Yesterday, our students came barreling into our room at the beginning of second period with all their normal enthusiasm. Friendly banter and noisy chatter about what they'd done in history class, questions about homework and projects due later in the day, jokes and stories to share with us in the aim of mocking each other. Passing period is always a bit rowdy, but it's good-natured, and they generally manage to calm down when it's time for class to begin.
In this sort of chaos, you can imagine that registering anything other than the general insanity of the atmosphere is pretty tough. So it wasn't until we were asking the class to settle down that I noticed one of our students, L., leaning his head down to speak quietly to a bright and friendly girl, G., before walking to his seat. As he left her, I saw that her head was down, hair hanging down so as to mostly hide her face, but not hanging well enough to cover the fact that she was crying. And not just a couple tears, but really crying. I wasn't teaching yesterday - my supervising teacher was - so I was just sitting on the side of the room observing. Because of this, it was easier for me to notice G.'s tears and keep an eye on her.

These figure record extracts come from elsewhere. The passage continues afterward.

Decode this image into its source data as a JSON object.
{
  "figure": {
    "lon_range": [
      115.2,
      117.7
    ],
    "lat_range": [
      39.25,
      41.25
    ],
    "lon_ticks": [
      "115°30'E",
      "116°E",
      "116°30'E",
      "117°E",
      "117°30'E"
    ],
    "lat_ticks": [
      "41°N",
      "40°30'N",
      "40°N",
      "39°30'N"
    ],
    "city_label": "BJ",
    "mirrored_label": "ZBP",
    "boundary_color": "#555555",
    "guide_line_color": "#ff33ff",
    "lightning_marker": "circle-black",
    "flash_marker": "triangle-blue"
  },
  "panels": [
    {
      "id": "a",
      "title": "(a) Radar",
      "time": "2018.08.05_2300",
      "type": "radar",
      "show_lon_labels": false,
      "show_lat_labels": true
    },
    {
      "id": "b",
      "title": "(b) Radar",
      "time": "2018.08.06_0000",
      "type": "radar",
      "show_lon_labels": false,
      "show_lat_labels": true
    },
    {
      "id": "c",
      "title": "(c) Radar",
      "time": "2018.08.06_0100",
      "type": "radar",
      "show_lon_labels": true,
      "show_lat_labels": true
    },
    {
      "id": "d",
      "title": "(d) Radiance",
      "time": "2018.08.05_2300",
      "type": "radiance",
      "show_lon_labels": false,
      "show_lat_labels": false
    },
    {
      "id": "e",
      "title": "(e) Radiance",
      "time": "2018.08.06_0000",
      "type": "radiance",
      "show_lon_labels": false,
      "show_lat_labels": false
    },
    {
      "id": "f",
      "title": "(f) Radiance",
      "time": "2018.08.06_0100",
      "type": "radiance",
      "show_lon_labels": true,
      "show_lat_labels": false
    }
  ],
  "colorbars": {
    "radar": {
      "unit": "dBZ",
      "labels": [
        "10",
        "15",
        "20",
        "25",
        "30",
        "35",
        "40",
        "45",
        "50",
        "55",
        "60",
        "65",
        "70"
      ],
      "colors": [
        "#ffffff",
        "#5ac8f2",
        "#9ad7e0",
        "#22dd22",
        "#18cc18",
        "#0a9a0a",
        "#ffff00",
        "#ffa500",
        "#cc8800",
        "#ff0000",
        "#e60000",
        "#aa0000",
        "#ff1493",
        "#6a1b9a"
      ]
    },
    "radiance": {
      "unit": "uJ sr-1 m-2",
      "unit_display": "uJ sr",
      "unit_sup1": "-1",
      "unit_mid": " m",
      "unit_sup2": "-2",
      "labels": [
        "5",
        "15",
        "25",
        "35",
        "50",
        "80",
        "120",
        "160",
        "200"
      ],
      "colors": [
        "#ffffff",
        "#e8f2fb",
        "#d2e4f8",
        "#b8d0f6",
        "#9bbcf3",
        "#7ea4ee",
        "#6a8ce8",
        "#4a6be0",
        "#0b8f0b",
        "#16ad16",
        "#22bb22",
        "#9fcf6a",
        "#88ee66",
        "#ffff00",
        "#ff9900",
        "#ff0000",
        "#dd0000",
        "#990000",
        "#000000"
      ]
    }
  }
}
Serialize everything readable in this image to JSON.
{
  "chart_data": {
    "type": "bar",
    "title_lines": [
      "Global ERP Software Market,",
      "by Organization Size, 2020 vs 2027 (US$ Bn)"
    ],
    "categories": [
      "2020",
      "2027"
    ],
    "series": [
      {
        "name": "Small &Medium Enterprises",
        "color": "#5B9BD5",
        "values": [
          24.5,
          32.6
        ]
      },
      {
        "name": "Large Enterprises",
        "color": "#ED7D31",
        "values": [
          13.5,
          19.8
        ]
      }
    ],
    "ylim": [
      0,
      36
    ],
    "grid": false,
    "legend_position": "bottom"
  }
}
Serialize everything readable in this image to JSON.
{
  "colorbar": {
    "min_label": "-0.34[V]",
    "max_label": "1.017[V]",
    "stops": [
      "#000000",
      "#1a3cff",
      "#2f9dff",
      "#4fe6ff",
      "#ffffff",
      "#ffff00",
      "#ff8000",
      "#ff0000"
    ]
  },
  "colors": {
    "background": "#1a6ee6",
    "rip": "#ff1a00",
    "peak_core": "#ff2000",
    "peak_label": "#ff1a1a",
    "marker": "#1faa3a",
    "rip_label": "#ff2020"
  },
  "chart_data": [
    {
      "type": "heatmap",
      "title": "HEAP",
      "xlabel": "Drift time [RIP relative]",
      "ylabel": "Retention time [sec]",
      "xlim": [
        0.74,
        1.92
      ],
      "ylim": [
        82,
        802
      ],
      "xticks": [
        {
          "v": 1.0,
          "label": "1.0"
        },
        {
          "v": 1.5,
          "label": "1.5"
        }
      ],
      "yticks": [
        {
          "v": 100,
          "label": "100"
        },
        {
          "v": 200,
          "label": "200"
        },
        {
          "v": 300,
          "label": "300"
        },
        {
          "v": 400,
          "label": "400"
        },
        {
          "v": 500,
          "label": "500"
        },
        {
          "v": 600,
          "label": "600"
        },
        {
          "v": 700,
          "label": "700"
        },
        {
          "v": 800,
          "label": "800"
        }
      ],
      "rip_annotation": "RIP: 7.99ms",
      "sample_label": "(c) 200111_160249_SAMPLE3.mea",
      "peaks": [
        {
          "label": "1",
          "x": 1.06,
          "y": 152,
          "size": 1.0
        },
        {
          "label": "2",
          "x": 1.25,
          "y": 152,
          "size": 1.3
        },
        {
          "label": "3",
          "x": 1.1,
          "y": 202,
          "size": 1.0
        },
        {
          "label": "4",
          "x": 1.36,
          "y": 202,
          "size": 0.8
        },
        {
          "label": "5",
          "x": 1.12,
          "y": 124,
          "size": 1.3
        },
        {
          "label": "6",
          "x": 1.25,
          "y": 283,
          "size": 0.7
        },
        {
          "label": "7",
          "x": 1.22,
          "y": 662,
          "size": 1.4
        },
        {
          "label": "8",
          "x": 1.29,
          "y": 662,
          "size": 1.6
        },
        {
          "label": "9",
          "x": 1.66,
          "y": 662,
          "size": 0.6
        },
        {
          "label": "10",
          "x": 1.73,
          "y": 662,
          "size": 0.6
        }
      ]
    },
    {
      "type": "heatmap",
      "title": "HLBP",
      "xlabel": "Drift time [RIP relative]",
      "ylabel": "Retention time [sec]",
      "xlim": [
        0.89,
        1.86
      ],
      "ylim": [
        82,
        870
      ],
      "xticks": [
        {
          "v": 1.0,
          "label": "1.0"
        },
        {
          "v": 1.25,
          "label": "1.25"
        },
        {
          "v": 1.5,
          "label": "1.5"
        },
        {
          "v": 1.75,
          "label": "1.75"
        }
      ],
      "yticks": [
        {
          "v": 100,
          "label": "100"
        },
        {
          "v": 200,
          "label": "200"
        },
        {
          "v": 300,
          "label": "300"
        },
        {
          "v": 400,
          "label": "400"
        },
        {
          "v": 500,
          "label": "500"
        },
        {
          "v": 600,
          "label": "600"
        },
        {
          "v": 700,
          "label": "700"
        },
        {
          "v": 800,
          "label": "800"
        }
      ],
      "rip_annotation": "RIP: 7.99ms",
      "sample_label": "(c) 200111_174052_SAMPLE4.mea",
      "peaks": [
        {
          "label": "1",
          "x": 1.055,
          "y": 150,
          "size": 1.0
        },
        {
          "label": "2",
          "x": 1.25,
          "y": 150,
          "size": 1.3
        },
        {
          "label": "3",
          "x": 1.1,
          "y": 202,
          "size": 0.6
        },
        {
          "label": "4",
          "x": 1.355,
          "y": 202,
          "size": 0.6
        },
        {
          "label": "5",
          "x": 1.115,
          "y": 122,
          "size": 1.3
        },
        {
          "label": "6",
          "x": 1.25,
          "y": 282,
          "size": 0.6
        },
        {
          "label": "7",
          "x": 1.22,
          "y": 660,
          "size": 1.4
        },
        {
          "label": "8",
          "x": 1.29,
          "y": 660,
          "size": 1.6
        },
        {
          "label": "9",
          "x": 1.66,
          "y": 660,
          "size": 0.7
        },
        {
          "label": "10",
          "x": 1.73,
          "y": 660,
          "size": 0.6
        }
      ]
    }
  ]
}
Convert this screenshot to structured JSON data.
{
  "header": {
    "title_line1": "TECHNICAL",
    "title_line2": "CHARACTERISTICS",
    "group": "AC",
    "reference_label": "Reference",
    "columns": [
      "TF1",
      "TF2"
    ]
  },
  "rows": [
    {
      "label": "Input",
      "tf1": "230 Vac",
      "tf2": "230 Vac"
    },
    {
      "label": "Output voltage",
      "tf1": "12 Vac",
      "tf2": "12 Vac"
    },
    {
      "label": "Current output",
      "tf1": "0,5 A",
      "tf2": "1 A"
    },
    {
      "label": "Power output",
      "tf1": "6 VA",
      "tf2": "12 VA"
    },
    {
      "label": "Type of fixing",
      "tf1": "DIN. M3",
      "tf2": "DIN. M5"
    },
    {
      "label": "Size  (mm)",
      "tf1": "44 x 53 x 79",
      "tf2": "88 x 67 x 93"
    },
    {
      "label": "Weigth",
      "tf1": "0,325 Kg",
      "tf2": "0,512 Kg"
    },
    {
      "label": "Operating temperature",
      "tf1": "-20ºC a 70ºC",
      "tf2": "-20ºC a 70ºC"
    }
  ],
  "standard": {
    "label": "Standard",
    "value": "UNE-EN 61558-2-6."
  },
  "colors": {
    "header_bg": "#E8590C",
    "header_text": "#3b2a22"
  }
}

G. sat bravely through the first few minutes of class, occasionally reaching up to wipe away her tears with a tissue. When walking around to check homework, I gave her a gentle pat on the back - just a general show of support. As I sat watching the class, however - and her in particular, of course - I kept wishing I could do more. A pat on the back is nice and all, but what if she needed to talk to someone? What if she wanted to leave the room to have some privacy while dealing with her emotions? But at the same time, I wasn't going to stop class and bring everyone's attention to what was going on with G. Especially after my supervising teacher, not realizing G. was having these problems, asked her in front of the entire class to take off her sunglasses (which she'd donned to cover her red eyes). G. gently shook her head, and Ms. D. figured out that something was up, and so dropped the issue. But still, I sat quietly, wondering what I should do.
Enter the all-powerful Post-it note. I went to the supply shelves and grabbed a Post-it pad. I quickly jotted down:
Hey G., I hope you're okay. Let me know if you want to go outside and talk. If you'd rather just stay here, that's fine too. - Miss David
Walking around the class, monitoring student work, I casually stuck the note to her desk. I kept walking, not wanting to hover, but visually checked back after about thirty seconds. She smiled at me in thanks, but made no indication that she wanted to talk. Which was totally fine with me - I just wanted her to have the option.
After about five minutes, when students were working in partners, G. walked over to my desk and dropped a scrap of notebook paper, folded in half. She dropped it off with a small smile and walked back to her partner to keep working. Her note said:
Thanks Miss David, I'll be alright I just don't want to talk about it right now. But yeah thanks again. - G.
P.S. I'll talk to you when I'm able to.
We still haven't talked, which is okay with me, because she seemed a little more back to normal today in class. I figure now she knows I'm here and willing to listen, and she can and will come to me when she needs/wants. What's important is that in the moment when it mattered, she felt reassured and I felt less helpless.
And all because of a little Post-it.